Aquele foi o dia em que Daniel Kaminsky perdeu a ingenuidade, “o dom de acreditar”.

Não entendia porque é que aqueles homens e aquelas mulheres simplesmente não se atiravam ao mar, tentando uma “última cartada”. Quinze dias depois de terem saído de Hamburgo no transatlântico Saint Louis, convictos de que iam salvar-se da perseguição nazi e ao fim de seis dias no porto de Havana, 937 refugiados judeus - entre eles os seus pais e a irmã mais nova - viam recusado o seu acolhimento em Cuba no que se revelou uma manobra política traiçoeira. A alternativa era regressar ao ponto de partida, ao extermínio quase certo.

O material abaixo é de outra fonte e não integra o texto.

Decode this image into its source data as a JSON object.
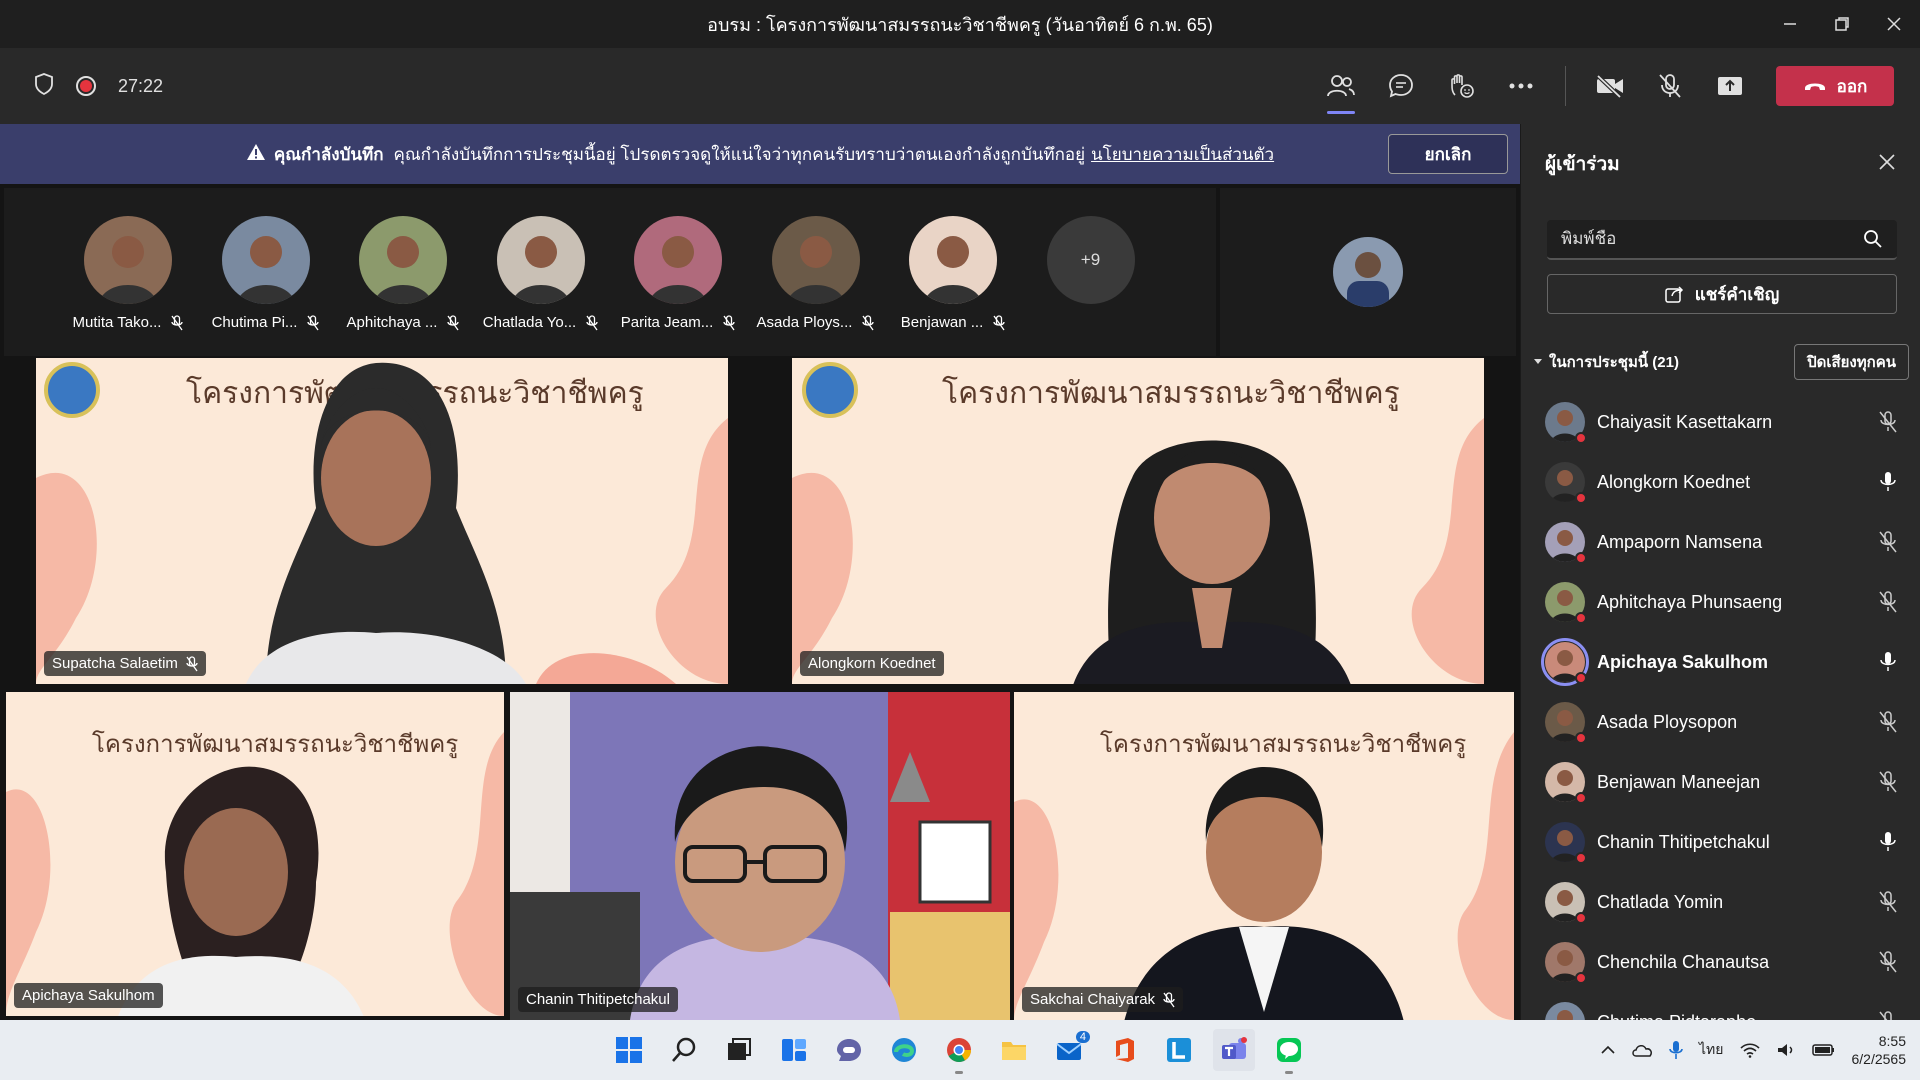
{
  "window": {
    "title": "อบรม : โครงการพัฒนาสมรรถนะวิชาชีพครู (วันอาทิตย์ 6 ก.พ. 65)"
  },
  "toolbar": {
    "timer": "27:22",
    "leave_label": "ออก"
  },
  "banner": {
    "title": "คุณกำลังบันทึก",
    "message": "คุณกำลังบันทึกการประชุมนี้อยู่ โปรดตรวจดูให้แน่ใจว่าทุกคนรับทราบว่าตนเองกำลังถูกบันทึกอยู่",
    "link": "นโยบายความเป็นส่วนตัว",
    "cancel_label": "ยกเลิก"
  },
  "strip": {
    "avatars": [
      {
        "name": "Mutita Tako...",
        "color": "#8a6a55"
      },
      {
        "name": "Chutima Pi...",
        "color": "#7a8aa0"
      },
      {
        "name": "Aphitchaya ...",
        "color": "#8c9a6c"
      },
      {
        "name": "Chatlada Yo...",
        "color": "#c9c0b5"
      },
      {
        "name": "Parita Jeam...",
        "color": "#b06a7c"
      },
      {
        "name": "Asada Ploys...",
        "color": "#6b5a48"
      },
      {
        "name": "Benjawan ...",
        "color": "#e9d4c6"
      }
    ],
    "more": "+9"
  },
  "tiles": {
    "t1": {
      "name": "Supatcha Salaetim"
    },
    "t2": {
      "name": "Alongkorn Koednet"
    },
    "t3": {
      "name": "Apichaya Sakulhom"
    },
    "t4": {
      "name": "Chanin Thitipetchakul"
    },
    "t5": {
      "name": "Sakchai Chaiyarak"
    }
  },
  "slide": {
    "title": "โครงการพัฒนาสมรรถนะวิชาชีพครู"
  },
  "panel": {
    "title": "ผู้เข้าร่วม",
    "search_placeholder": "พิมพ์ชื่อ",
    "invite_label": "แชร์คำเชิญ",
    "in_meeting_label": "ในการประชุมนี้ (21)",
    "mute_all_label": "ปิดเสียงทุกคน",
    "participants": [
      {
        "name": "Chaiyasit Kasettakarn",
        "muted": true,
        "color": "#6c7a8c"
      },
      {
        "name": "Alongkorn Koednet",
        "muted": false,
        "color": "#3a3a3a"
      },
      {
        "name": "Ampaporn Namsena",
        "muted": true,
        "color": "#a4a0b8"
      },
      {
        "name": "Aphitchaya Phunsaeng",
        "muted": true,
        "color": "#8c9a6c"
      },
      {
        "name": "Apichaya Sakulhom",
        "muted": false,
        "color": "#c98a7a"
      },
      {
        "name": "Asada Ploysopon",
        "muted": true,
        "color": "#6b5a48"
      },
      {
        "name": "Benjawan Maneejan",
        "muted": true,
        "color": "#d4b8a8"
      },
      {
        "name": "Chanin Thitipetchakul",
        "muted": false,
        "color": "#2c3450"
      },
      {
        "name": "Chatlada Yomin",
        "muted": true,
        "color": "#c9c0b5"
      },
      {
        "name": "Chenchila Chanautsa",
        "muted": true,
        "color": "#a0786a"
      },
      {
        "name": "Chutima Pidtarapho",
        "muted": true,
        "color": "#7a8aa0"
      }
    ]
  },
  "taskbar": {
    "time": "8:55",
    "date": "6/2/2565",
    "lang": "ไทย",
    "mail_badge": "4"
  },
  "colors": {
    "accent": "#8b8ff2",
    "leave": "#c4314b",
    "banner": "#3a3e6b"
  }
}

Entre uma morte e outra, Daniel, então com nove anos, não percebia porque não escolhiam a que se lhe apresentava óbvia, aquela que lhes dava a possibilidade de vida, por menor que fosse. Não sabia que a escolha em se resignarem podia estar condicionada por um medo que ele ainda não conhecia e que impedia os homens de serem livres na sua escolha pessoal. “O conflito neste romance é o do indivíduo perante as suas decisões”, afirma o escritor cubano Leonardo Padura sobre Hereges, o seu regresso ao policial e à figura do detective Mario Conde depois de uma pausa no género com o aplaudido O Homem que Gostava de Cães (original de 2009 que a Porto Editora publicou em 2011), um romance histórico centrado no assassino de Trótski, Ramón Mercader (1913-1978), e no fracasso de uma das grandes ilusões do século XX.  “Hereges são os que ousam questionar a ortodoxia. Seja religiosa, política, social, de costumes ou ideologias”, continua o escritor de 59 anos, natural de Havana, que escolheu viver em Cuba “apesar de tudo”.

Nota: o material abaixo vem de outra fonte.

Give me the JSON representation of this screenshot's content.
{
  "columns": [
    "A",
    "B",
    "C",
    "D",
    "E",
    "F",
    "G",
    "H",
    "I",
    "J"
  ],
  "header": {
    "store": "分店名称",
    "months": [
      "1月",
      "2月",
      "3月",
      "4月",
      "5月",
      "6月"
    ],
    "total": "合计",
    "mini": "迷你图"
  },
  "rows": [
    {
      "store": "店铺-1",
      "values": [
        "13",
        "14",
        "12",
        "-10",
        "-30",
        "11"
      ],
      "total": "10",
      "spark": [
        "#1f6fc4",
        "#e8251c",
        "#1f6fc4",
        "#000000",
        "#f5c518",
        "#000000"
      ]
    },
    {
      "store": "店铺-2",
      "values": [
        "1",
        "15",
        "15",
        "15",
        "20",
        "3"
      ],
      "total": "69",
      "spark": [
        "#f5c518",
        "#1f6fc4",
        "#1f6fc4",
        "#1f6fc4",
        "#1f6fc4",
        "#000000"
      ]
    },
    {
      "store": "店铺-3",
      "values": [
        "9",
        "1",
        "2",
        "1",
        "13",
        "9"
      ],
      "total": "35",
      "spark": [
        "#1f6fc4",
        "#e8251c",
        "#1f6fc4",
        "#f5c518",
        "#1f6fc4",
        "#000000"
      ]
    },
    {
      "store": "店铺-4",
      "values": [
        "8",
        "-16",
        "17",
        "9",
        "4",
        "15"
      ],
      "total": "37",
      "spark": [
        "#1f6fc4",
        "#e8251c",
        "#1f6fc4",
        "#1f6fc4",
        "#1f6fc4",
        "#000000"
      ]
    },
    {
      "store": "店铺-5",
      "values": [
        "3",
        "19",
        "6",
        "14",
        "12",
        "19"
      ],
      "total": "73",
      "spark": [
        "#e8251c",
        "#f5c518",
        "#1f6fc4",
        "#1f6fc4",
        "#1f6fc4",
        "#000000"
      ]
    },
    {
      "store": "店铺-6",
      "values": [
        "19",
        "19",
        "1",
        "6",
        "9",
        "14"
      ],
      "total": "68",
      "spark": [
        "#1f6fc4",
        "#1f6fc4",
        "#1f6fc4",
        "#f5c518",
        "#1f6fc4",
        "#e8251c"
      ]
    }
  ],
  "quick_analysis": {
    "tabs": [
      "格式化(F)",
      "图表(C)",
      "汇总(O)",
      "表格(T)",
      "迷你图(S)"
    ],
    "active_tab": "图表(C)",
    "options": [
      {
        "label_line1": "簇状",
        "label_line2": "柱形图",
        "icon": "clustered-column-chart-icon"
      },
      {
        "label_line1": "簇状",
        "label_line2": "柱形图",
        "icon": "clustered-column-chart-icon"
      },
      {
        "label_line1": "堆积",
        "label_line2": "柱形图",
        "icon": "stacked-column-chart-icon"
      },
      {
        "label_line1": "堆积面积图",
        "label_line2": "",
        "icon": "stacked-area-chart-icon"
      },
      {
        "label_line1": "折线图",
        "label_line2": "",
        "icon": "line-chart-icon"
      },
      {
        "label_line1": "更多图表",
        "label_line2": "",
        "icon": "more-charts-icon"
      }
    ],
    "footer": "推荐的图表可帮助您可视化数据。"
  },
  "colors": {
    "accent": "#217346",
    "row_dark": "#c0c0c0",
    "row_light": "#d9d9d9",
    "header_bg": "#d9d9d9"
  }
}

A conversa com Padura acontece em Lisboa e começa no ponto exacto onde foi interrompida, faz seis anos, justamente no dia em que Fidel Castro passou o poder ao seu irmão Raul Castro e uma “nova expectativa” surgia num período histórico que o escritor então classificava de “herege” por lhe faltar crença, qualquer tipo de crença, que é algo que corta qualquer acção que não seja vazia. “Vivemos entre expectativas”, diz Leonardo Padura sobre os cubanos. Continuam. Depois de Castro, com Raul e agora com o anúncio do reatar de relações com o grande vizinho do lado. “Nos últimos cinco, seis anos, houve em Cuba uma série de mudanças, económicas, sociais. Não são grandes mudanças, mas são importantes em relação ao que se passava. Havia como que uma imobilização da sociedade cubana e entrou-se num movimento diferente a partir de 2008. O processo não tem que ver com a macroeconomia, mas com soluções de alguma abertura à pequena empresa privada, à possibilidade de viajar para o estrangeiro, às pessoas venderem e comprar as suas casas. Isso trouxe uma mobilidade económica maior. Mas as pessoas esperam mais, porque quem beneficia com a possibilidade de viajar ao estrangeiro, de montar pequenos negócios ou vender as suas casas, é quem já tem algo. A maioria da população está em condições que não posso dizer que são de pobreza, mas são difíceis. O governo de Raul Castro reconheceu que os salários não chegam e estamos a falar de um país onde 80 por cento das pessoas trabalha para o Estado. Há uma solução que tarda. Por isso o anúncio do reatar de relações entre Cuba e os Estados Unidos criou muitas esperanças que também não terão uma solução imediata. As pessoas vivem entre dois extremos: ou não acreditam ou querem acreditar porque precisam de acreditar.”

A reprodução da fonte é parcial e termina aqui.